I’ve been applying a mixture of agile, Domain Driven Design, functional programming, and architecture ideas to Information Technology (IT) systems. Most architectural case studies report on one round of design but my projects were being designed and redesigned continuously. This talk covers some insights I’ve had and some ways of working that may help you on your projects.

  1. Agile and architecture differ in their use of control systems (open loop, closed loop) to guide projects. We can mix them but only when the team agrees to the mixture, eg agilists don’t shout YAGNI and architects don’t stop the presses. We should use open loop control for some things and closed loop for others.

  2. The team won’t have a single architect but neither will it have silos of expertise. Instead, the team creates and evolves a shared understanding of the architecture that is communicated verbally and represented in the codebase (including types, framework components, comments, and READMEs).

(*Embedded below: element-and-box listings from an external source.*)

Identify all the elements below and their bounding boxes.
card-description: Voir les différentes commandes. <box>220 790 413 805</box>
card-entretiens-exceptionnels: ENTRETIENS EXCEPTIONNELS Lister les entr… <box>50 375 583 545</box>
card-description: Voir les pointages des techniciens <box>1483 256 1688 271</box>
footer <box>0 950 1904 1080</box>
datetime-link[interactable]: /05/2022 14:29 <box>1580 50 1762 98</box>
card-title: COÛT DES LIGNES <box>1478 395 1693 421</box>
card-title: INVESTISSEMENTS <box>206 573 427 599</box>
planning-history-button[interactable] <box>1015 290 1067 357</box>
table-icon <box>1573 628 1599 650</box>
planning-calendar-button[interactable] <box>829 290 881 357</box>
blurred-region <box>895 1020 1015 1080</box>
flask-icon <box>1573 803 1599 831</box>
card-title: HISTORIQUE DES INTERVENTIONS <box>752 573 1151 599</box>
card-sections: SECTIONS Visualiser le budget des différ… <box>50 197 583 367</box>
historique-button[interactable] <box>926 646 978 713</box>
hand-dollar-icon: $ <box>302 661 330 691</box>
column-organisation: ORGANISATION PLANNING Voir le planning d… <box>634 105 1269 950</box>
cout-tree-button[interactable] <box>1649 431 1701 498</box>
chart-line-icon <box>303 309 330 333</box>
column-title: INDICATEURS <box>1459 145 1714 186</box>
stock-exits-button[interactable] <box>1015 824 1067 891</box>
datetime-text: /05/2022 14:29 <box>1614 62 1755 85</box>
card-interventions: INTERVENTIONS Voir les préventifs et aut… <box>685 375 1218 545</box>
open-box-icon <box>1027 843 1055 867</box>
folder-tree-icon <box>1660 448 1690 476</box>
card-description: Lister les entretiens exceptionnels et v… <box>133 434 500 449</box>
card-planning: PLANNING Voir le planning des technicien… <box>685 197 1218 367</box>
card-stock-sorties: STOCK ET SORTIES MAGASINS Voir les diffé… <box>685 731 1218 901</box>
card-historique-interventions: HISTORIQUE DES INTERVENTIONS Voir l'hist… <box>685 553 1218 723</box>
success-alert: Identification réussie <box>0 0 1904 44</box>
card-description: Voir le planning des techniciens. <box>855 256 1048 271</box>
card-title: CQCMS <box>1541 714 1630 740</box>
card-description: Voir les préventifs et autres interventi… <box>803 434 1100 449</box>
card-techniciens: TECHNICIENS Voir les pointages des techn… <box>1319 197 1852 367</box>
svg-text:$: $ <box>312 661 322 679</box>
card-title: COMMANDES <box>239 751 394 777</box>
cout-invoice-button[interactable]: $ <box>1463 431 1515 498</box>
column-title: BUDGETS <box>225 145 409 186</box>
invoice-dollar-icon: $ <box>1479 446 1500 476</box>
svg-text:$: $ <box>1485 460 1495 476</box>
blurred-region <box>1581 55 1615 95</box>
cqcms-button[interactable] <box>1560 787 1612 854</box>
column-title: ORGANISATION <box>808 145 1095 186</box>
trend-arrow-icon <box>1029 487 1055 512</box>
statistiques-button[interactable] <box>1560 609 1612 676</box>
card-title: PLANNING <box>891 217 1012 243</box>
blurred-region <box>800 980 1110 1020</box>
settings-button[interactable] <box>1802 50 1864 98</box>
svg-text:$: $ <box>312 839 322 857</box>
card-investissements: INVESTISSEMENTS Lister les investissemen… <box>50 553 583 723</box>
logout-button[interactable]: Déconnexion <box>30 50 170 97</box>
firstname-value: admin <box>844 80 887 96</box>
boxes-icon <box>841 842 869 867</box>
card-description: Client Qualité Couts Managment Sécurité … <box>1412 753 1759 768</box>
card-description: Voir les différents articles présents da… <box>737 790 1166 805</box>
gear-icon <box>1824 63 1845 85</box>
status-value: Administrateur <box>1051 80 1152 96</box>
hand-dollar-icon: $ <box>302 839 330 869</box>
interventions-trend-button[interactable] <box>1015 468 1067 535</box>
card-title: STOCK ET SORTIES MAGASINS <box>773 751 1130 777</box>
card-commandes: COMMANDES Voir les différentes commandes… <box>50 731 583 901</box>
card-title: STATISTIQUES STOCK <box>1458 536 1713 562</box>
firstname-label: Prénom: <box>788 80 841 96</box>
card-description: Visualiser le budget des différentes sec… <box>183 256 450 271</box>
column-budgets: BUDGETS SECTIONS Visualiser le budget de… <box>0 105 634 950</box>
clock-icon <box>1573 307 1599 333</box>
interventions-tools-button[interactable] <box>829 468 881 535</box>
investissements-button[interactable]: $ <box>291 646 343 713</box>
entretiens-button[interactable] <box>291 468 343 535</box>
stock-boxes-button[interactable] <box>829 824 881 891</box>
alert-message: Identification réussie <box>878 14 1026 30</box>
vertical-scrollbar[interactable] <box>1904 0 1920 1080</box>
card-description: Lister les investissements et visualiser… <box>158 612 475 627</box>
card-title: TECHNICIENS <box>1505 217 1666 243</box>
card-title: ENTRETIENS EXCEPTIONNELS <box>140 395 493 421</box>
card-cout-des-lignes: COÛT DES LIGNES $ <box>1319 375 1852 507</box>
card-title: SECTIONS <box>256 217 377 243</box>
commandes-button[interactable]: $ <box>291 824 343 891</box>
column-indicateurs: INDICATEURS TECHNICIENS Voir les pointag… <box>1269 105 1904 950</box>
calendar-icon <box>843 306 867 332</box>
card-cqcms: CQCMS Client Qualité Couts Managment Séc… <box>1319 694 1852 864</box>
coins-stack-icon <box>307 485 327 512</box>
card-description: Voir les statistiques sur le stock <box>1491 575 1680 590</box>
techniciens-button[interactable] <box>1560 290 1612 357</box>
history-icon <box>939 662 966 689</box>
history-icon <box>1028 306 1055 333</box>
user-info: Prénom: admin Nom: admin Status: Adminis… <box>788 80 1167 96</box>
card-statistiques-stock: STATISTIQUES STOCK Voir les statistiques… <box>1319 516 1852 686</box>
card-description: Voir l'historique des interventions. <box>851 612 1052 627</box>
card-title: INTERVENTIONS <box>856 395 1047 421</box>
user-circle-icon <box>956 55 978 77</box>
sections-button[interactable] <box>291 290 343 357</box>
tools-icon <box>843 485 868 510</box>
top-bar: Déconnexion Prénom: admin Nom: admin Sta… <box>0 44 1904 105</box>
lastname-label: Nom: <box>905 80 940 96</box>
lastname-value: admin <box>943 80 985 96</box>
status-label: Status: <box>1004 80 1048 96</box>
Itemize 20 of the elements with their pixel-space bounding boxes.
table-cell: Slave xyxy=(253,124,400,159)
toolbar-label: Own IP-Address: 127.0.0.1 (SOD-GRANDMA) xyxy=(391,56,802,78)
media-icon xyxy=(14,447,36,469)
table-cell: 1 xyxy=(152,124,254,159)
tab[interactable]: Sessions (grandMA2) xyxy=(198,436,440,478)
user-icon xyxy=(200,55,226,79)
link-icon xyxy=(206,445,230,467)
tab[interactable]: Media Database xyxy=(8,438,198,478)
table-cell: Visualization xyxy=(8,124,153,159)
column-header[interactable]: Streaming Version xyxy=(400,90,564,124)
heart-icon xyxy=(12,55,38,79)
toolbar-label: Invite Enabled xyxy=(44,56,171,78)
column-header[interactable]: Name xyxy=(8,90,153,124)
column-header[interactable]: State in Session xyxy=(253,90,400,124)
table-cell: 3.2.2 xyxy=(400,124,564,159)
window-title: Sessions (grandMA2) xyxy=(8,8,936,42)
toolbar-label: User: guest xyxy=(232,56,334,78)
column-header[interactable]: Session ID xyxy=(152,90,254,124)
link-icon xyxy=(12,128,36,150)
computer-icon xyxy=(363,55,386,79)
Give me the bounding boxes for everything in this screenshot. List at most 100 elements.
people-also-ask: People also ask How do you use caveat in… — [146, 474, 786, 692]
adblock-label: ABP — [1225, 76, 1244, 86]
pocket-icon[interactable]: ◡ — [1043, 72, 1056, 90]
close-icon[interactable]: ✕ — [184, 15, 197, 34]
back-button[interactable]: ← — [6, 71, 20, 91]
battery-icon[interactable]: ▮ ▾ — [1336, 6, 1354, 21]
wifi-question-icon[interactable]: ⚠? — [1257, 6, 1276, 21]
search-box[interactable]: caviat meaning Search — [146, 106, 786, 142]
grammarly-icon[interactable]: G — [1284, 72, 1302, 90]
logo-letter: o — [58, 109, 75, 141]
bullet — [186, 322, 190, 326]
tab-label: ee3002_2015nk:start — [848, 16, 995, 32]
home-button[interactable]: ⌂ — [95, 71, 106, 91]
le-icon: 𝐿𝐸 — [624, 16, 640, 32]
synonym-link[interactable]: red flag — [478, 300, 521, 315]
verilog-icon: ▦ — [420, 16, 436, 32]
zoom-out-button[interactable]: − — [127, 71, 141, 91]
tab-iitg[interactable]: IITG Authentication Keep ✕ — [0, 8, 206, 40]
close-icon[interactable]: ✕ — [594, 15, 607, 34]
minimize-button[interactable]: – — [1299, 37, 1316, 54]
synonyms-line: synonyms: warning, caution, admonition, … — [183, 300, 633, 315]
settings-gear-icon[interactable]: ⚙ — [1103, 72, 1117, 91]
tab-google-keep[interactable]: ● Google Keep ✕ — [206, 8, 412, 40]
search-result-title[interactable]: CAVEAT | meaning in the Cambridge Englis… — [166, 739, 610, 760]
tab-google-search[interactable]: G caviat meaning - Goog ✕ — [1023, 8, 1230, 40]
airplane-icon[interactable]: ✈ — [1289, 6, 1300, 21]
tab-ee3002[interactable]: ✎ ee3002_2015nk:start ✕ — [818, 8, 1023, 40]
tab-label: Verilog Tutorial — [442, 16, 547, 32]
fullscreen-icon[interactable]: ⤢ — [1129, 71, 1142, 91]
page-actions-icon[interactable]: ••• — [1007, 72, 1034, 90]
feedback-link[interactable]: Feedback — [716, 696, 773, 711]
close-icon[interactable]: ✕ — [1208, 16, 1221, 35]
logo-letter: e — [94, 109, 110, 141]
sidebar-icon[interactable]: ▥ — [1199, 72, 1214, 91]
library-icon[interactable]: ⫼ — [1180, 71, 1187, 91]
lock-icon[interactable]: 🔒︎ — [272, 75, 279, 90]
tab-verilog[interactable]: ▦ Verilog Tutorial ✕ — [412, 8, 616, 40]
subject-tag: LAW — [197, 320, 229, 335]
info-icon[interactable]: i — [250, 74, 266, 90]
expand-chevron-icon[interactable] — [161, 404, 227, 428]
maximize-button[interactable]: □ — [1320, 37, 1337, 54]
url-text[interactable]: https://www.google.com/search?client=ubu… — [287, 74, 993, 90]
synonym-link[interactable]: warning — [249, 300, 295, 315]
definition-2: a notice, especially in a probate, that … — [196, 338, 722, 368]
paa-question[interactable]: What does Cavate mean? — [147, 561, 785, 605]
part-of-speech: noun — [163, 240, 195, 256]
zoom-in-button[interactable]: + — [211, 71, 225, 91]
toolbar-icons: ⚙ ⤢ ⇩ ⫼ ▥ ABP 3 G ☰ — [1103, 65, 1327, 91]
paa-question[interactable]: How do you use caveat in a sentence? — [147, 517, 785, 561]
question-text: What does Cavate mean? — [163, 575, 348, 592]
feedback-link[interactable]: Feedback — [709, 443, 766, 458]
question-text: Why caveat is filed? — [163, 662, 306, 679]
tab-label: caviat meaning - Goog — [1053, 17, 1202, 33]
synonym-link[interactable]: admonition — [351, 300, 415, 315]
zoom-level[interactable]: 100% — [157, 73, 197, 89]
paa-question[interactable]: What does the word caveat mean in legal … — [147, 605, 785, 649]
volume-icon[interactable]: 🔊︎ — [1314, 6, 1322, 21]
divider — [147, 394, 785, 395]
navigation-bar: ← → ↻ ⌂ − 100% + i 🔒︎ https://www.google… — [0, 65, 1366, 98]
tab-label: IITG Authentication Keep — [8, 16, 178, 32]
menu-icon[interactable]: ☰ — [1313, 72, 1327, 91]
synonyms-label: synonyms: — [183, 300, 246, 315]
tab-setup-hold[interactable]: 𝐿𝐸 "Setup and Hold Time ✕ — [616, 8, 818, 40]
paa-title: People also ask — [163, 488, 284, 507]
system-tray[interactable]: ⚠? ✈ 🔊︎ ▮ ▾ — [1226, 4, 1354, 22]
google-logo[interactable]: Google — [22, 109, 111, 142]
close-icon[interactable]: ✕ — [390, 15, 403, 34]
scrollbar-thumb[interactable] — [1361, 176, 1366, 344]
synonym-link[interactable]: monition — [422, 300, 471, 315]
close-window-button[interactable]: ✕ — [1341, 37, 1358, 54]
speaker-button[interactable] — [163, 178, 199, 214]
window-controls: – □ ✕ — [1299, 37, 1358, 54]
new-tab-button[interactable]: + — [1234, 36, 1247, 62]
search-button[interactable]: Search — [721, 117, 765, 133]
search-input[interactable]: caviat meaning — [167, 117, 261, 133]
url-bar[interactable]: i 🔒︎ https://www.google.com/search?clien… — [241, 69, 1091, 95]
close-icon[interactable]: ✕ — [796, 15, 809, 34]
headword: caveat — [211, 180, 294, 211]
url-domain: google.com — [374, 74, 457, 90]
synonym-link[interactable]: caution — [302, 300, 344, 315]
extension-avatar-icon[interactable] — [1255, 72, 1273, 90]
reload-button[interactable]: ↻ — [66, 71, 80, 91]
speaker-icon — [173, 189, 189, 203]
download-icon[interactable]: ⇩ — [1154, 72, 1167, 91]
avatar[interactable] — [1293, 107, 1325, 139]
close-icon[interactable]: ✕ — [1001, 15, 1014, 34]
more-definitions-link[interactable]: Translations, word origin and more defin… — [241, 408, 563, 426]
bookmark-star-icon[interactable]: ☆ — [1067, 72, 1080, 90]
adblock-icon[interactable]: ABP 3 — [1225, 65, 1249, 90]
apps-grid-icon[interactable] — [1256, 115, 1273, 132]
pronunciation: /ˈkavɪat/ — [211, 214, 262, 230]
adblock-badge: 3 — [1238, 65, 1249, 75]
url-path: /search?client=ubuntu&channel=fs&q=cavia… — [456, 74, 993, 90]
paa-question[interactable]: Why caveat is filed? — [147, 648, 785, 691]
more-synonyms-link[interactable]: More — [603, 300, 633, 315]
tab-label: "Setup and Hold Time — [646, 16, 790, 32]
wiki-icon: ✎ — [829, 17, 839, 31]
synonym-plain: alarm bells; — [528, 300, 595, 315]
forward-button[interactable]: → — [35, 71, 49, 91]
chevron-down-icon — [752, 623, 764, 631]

  3. The team maintains intellectual control of the system. They keep the state space small and sufficiently well-understood to reason about it and derive conclusions. The design is continuously changing so they evolve the code to match that understanding and actively communicate relevant changes to the rest of the team.

  4. Humans are not ideal computing machines and work better with some external representations (ie source code) than others. To facilitate human reasoning, teams should mercilessly refactor their code so that it matches their internal theories of the requirements and the design. Without aggressive refactoring, complexity quickly accumulates, preventing axiomatic reasoning and intellectual control. Theory building is refactoring.

  5. We should expect the code tied to the domain to converge as the team masters the requirements. The architectural infrastructure, however, may never converge. As the team’s theories become clearer, the source code (in the small) will take on a functional, definitional flavor regardless of programming language.

Invited talk at the SATURN 2019 conference.